In questi giorni, poco per volta, il popolo dei pastori e dei margari si sta mettendo in movimento. E’ stagione. L’erba in montagna cresce, chi può inizia a raggiungere le quote intermedie. D’ora in avanti andare in montagna sarà diverso, sarà tutto più vivo, ci saranno i suoni delle campane nell’aria, i muggiti, i belati, l’abbaiare dei cani, le baite saranno aperte.

Nelle scorse settimane si facevano pochi incontri, alle quote maggiori invece non c’era ancora nessuno. Un giorno mi è successo di imbattermi in animali “atipici” per le nostre vallate. Questi bovini originari della Scozia iniziano ad essere diffusi qua e là in diverse vallate anche in Piemonte.

Sono animali rustici, adatti alla montagna e alla vita all’aperto. Non siamo ancora così abituati a vederli, per cui incontrare questi Highlander è comunque una sorpresa, specialmente per il loro aspetto. Allevati per la carne, spesso vengono impiegati anche per sfruttare pascoli marginali non interessanti per altre forme di allevamento o semi-abbandonati.

Durante la stessa gita, ho incontrato anche un allevamento di capre, altro animale spesso scelto da chi vuole insediarsi in aree montane dedicandosi alla zootecnia. Ognuna di queste realtà sicuramente ha una sua storia, è frutto di decisioni, di pianificazioni o anche di “salti nel buio”. Di questi tempi è così difficile trovare la giusta attività per vivere, se poi aggiungiamo le difficoltà ulteriori del vivere in montagna, il vincolo rappresentato dagli animali, le pastoie burocratiche…

C’è anche chi, in montagna, ha pochi animali per hobby, o per passione, come probabilmente preferirà dire. Un piccolissimo gregge di pecore riposa nelle ore più calde della giornata. Con pochi animali così, basta una rete tirata nell’erba fresca, una batteria, li si sposta quando il pascolo non è più sufficiente. Non si vive di quello, è un passatempo che impegna e che costa pure.

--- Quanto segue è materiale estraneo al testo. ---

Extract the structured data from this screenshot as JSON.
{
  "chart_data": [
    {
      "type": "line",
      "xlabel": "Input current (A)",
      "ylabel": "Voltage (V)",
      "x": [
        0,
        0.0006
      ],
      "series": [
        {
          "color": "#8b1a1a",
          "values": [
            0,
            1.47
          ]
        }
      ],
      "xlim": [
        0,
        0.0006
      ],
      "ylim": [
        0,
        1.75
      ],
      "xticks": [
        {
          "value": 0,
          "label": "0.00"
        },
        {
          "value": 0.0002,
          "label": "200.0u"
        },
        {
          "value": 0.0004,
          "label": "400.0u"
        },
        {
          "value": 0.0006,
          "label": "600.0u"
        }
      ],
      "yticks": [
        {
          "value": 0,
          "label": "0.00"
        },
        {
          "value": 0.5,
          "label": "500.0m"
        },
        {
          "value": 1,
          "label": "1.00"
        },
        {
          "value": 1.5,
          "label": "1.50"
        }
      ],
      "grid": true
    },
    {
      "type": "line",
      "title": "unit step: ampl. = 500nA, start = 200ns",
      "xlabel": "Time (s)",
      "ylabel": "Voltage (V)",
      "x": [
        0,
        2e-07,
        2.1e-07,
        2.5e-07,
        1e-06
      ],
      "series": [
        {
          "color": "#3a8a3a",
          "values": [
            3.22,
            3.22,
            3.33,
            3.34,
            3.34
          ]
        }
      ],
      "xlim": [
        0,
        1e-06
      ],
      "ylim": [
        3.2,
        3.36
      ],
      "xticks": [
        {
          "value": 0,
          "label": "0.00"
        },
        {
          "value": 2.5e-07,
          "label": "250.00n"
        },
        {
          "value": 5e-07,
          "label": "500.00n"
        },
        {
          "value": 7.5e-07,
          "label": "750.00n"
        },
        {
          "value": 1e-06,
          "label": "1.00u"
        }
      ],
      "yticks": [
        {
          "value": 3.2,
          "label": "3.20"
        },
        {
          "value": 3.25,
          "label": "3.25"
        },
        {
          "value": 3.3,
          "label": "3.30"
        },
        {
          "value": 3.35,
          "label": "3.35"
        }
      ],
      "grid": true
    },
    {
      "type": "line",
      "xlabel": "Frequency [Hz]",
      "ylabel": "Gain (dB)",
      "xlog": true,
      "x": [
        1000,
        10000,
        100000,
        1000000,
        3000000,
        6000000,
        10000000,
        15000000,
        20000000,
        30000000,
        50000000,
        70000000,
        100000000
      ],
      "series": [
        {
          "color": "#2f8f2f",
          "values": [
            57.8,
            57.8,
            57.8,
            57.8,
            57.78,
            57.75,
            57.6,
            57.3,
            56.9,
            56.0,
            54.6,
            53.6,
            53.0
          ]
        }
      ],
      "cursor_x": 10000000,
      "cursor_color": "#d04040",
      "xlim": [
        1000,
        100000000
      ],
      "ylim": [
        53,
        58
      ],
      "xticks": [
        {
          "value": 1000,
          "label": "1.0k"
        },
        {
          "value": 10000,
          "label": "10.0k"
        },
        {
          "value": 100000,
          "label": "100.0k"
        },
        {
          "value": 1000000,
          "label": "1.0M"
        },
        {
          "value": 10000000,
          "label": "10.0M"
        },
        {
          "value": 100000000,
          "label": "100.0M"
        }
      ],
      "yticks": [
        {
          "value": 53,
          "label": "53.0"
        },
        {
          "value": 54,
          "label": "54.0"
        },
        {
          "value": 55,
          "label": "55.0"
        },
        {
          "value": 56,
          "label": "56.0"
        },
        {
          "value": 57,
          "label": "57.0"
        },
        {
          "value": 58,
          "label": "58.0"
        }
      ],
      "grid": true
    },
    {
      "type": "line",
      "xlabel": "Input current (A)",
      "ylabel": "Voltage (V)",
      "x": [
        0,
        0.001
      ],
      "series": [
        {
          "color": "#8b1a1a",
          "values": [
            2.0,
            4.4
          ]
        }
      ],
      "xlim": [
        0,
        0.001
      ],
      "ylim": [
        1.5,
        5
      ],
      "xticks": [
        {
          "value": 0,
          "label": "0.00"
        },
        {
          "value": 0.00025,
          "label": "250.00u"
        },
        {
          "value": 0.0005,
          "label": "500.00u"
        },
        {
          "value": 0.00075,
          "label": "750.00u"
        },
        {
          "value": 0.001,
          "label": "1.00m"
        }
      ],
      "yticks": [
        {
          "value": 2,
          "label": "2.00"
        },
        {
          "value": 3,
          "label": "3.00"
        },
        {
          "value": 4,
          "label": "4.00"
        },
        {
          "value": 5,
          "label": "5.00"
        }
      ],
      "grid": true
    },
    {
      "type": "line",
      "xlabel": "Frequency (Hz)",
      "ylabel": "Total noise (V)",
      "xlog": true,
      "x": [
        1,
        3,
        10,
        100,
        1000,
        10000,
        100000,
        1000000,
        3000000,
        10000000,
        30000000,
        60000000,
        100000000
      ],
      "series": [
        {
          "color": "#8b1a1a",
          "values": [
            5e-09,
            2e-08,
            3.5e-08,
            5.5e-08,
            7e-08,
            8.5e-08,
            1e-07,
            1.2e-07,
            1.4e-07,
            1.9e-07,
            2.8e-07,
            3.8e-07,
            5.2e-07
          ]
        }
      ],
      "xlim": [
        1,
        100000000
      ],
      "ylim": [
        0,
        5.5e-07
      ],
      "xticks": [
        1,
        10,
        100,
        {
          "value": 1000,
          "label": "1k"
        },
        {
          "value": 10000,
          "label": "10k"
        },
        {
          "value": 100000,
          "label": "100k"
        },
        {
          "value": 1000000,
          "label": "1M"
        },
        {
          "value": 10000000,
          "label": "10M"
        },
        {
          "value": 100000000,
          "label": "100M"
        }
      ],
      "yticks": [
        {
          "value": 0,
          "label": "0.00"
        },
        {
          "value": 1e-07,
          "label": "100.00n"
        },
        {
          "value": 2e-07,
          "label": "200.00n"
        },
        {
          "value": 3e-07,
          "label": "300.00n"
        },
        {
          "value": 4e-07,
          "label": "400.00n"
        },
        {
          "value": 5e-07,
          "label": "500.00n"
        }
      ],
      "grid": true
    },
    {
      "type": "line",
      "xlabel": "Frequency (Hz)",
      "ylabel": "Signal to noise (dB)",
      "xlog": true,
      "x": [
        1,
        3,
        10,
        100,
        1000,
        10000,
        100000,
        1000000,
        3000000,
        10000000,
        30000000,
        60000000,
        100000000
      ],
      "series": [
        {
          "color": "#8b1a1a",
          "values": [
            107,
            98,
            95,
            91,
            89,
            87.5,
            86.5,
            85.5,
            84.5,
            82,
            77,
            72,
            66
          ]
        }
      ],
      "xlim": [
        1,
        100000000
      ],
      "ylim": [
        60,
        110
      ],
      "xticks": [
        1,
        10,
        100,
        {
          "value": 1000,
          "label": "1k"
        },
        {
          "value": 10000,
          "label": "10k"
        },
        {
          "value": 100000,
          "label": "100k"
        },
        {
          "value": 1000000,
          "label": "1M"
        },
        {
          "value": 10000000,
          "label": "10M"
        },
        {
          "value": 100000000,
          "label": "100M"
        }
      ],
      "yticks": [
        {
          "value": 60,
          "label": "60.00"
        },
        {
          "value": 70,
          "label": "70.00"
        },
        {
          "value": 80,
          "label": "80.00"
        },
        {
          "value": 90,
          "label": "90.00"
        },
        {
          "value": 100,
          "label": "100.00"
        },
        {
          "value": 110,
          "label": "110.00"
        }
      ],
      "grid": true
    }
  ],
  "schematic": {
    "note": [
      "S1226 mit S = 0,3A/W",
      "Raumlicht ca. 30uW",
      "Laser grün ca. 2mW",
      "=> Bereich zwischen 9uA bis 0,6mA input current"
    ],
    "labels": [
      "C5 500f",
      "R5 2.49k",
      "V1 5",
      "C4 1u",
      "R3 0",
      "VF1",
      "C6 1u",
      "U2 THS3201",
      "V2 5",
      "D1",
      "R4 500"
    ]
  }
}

Solo grazie a queste realtà possono però ancora mantenersi questi scorci, unendo la bellezza della natura e del territorio (le montagne), l’opera dell’uomo nel passato (l’edificio) e quella nel presente (il prato ancora utilizzato o per lo sfalcio o per il pascolo). L’abbandono significherebbe bosco e cespugli ad avvolgere tutto, privando il semplice passante anche del panorama.

Passano un paio di settimane e il verde sale in quota. Quella era una giornata calda, troppo calda per la stagione, la pianura era velata dalla calura. Anche se fa così caldo, non c’è ancora nessuno sulla montagna. E’ presto, le transumanze non erano ancora iniziate e l’erba era ancora bassa.

Infatti, più a monte, questo è ciò che si incontra, cioè l’aspetto dei pascoli appena successivo allo scioglimento della neve. E’ vero che, in montagna, le stagioni sono più concentrate, tutto deve avvenire in quei pochi mesi, ma è importante che gli allevatori non salgano troppo presto, quando non c’è ancora abbastanza erba. Non c’è una data che possa essere stabilita a tavolino (anche se, ahimè, a volte è proprio quello che succede) per salire in montagna. Il clima che cambia, le temperature, le precipitazioni, possono far sì che si verifichino situazioni molti diverse anno per anno.

Sulla via del ritorno, incontro questa situazione. Sappiamo bene come le vasche da bagno siano la forma di abbeveratoio più utilizzata (e non solo sulle nostre montagne) per la praticità e l’economicità, ma sicuramente questo non è un bel biglietto da visita. Non so se questo sia un alpeggio pubblico o privato, ma chi ne detiene la proprietà dovrebbe intervenire, migliorando anche le condizioni di lavoro dell’allevatore.

Più a valle, accanto alla strada, l’abbeveratoio è di tutt’altro tipo, tra l’altro anche usufruibile come fontana da tutti gli escursionisti di passaggio, anche fuori stagione d’alpeggio. Penso che, d’ora in avanti, ogni gita in montagna mi porterà a passare vicino a degli alpeggi utilizzati, con il loro bestiame, con i cani, con le persone. Mi permetto di ricordare a chi la montagna la “frequenta” come luogo di svago, che si tratta comunque di un ambiente di lavoro per alcuni, quindi… RISPETTO, sempre.